Questo ultimo aspetto, l’assistenza domiciliare appunto, rappresenta la chiave di lettura dei dati che riguardano gli altri Paesi europei poiché al minor aiuto offerto dai figli corrisponde un significativo aumento della qualità e quantità dell’assistenza domiciliare offerta dalle istituzioni.
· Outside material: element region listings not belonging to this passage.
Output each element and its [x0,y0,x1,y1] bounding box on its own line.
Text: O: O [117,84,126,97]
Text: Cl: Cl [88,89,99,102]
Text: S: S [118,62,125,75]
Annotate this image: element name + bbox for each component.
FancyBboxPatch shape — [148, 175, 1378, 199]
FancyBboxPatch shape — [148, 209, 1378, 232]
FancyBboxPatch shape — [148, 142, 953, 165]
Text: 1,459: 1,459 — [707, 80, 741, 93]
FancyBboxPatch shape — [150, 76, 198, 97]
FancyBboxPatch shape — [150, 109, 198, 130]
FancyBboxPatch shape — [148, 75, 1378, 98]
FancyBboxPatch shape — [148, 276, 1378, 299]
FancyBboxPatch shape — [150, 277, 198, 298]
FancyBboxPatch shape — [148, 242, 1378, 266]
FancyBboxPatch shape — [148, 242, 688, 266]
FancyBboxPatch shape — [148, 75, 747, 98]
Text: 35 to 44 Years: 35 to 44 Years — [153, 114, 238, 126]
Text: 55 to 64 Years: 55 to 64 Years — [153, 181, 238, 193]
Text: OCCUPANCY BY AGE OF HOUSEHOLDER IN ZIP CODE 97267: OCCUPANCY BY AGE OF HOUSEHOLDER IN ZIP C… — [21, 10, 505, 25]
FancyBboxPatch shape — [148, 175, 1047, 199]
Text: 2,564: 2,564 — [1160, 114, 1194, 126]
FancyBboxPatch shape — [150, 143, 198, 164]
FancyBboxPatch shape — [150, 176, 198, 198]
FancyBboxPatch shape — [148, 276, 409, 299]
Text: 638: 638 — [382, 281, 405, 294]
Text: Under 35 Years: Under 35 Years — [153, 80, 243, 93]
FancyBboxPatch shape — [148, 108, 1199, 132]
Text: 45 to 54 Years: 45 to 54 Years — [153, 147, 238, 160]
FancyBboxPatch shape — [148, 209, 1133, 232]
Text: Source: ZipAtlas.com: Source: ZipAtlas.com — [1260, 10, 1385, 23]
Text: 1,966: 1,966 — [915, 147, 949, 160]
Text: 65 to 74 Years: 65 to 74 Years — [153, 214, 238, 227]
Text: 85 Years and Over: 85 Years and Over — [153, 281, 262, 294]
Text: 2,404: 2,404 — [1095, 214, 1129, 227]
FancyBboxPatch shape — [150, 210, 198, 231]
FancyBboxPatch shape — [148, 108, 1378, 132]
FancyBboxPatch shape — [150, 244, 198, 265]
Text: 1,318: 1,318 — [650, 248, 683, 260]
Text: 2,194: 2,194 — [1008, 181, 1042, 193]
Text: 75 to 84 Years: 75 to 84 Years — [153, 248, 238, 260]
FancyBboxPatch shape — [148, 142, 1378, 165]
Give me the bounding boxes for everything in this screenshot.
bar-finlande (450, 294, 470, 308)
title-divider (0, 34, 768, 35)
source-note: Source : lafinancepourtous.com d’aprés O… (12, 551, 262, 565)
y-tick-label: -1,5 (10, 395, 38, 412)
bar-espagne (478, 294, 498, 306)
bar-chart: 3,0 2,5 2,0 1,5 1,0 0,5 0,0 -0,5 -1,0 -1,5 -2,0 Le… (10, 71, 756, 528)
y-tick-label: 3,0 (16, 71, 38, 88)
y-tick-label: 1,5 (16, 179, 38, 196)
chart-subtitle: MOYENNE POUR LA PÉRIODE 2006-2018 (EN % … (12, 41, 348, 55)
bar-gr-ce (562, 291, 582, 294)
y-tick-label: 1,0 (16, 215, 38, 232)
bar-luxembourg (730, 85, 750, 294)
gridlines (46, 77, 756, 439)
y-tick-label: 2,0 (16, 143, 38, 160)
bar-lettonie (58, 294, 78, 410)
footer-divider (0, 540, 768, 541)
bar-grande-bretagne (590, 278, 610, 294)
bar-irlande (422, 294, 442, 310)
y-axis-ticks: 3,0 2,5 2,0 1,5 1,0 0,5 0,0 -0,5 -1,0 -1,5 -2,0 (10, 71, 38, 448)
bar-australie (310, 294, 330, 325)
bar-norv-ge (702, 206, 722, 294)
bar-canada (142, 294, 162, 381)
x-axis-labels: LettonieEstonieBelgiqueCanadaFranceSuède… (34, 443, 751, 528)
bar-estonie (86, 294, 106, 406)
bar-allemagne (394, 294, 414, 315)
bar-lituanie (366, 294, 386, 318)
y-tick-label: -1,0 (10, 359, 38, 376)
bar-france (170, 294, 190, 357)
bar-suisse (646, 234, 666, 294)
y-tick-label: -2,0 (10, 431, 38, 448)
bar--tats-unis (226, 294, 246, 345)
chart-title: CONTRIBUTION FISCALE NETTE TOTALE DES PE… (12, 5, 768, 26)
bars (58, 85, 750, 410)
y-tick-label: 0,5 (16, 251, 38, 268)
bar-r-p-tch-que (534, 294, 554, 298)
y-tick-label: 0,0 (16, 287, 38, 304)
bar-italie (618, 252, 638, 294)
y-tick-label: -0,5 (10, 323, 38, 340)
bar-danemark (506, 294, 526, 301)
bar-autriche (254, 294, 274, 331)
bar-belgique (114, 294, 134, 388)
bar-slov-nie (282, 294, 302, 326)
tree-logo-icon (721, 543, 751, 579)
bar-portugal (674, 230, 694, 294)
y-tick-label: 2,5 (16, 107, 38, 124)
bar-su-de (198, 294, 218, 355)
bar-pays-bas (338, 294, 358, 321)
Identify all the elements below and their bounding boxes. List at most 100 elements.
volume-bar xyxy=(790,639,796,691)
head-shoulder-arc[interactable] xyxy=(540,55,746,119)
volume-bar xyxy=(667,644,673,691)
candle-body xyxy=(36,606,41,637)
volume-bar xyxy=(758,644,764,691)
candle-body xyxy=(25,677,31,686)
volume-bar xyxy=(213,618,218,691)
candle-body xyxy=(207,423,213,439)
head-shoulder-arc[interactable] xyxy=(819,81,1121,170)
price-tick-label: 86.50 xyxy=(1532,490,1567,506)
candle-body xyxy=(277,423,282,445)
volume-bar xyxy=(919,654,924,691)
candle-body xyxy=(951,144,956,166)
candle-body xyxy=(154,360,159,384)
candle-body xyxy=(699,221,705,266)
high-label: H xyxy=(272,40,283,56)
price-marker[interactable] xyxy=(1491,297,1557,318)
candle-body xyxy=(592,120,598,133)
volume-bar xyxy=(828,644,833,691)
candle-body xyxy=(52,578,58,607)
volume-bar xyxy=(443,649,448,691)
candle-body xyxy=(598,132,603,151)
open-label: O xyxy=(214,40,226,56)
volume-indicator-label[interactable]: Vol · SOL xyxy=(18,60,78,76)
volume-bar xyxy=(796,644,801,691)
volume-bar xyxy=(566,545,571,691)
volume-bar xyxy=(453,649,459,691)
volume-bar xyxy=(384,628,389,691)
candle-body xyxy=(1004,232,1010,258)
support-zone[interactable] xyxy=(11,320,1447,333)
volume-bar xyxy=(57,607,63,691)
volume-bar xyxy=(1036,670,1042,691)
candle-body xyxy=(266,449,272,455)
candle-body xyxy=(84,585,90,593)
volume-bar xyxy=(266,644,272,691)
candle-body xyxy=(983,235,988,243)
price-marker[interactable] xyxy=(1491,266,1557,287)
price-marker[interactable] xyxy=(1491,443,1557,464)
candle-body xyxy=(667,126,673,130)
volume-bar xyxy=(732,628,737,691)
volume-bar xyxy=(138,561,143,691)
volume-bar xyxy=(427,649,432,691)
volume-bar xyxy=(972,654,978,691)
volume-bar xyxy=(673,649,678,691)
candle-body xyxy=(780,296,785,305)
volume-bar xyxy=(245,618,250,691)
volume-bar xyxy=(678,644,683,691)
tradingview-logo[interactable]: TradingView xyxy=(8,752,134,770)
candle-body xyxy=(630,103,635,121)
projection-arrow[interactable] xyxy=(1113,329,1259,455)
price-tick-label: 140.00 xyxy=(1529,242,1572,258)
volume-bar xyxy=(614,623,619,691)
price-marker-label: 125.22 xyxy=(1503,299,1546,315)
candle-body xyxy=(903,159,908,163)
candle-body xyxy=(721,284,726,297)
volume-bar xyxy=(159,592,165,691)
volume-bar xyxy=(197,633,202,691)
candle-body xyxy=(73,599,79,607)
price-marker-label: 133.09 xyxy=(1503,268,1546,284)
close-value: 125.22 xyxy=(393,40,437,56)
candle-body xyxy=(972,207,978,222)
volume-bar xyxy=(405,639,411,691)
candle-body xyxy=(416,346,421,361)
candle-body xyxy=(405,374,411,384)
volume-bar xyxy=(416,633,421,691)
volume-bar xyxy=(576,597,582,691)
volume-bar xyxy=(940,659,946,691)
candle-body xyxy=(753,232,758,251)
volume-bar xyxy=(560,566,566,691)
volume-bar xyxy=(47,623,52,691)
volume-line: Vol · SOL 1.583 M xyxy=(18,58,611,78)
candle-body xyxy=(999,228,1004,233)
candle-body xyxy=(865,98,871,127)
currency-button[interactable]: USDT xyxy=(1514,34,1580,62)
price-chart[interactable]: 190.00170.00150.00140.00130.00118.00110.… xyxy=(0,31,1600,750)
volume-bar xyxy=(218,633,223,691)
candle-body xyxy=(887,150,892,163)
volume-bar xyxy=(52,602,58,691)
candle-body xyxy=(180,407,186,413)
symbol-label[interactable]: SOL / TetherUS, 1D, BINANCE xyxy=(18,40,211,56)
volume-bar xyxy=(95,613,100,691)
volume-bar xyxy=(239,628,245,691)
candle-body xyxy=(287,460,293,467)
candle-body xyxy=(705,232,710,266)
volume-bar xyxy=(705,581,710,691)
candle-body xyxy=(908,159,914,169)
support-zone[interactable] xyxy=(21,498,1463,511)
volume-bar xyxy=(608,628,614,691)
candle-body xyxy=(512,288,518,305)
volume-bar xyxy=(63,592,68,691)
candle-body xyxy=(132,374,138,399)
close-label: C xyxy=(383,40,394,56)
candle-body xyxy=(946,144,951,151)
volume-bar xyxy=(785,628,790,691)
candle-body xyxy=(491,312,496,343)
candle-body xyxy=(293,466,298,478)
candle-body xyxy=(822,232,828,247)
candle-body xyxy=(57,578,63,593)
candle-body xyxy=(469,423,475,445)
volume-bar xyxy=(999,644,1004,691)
Indagheremo se anche in Italia la situazione sta cambiando e se noi potremo affidarci ad un sistema assistenziale di qualità e al di fuori del sistema familiare.

E’ di fondamentale importanza lo stato delle “cure formali” fornite dal sistema socio sanitario assistenziale, nel momento in cui decidiamo la costruzione del nostro futuro abitativo. Noi viviamo oggi l’urgenza del nostro progetto abitativo/assistenziale e quindi guardiamo con una certa insofferenza le proiezioni a 10 20 anni: è oggi che i numeri degli over 80 sono già molto significativi, è oggi che va migliorato il modello di welfare deve garantire maggiore assistenza a domicilio e maggiori posti nelle case di cura ed è sempre oggi che i caregiver familiari devono essere aiutati anche nel mondo del lavoro  con permessi e orari per salvaguardare le fasce economicamente più deboli. Prima del cambio di governo era in discussione un progetto per destinare risorse ai caregiver familiari e speriamo venga sviluppato dal nuovo Esecutivo.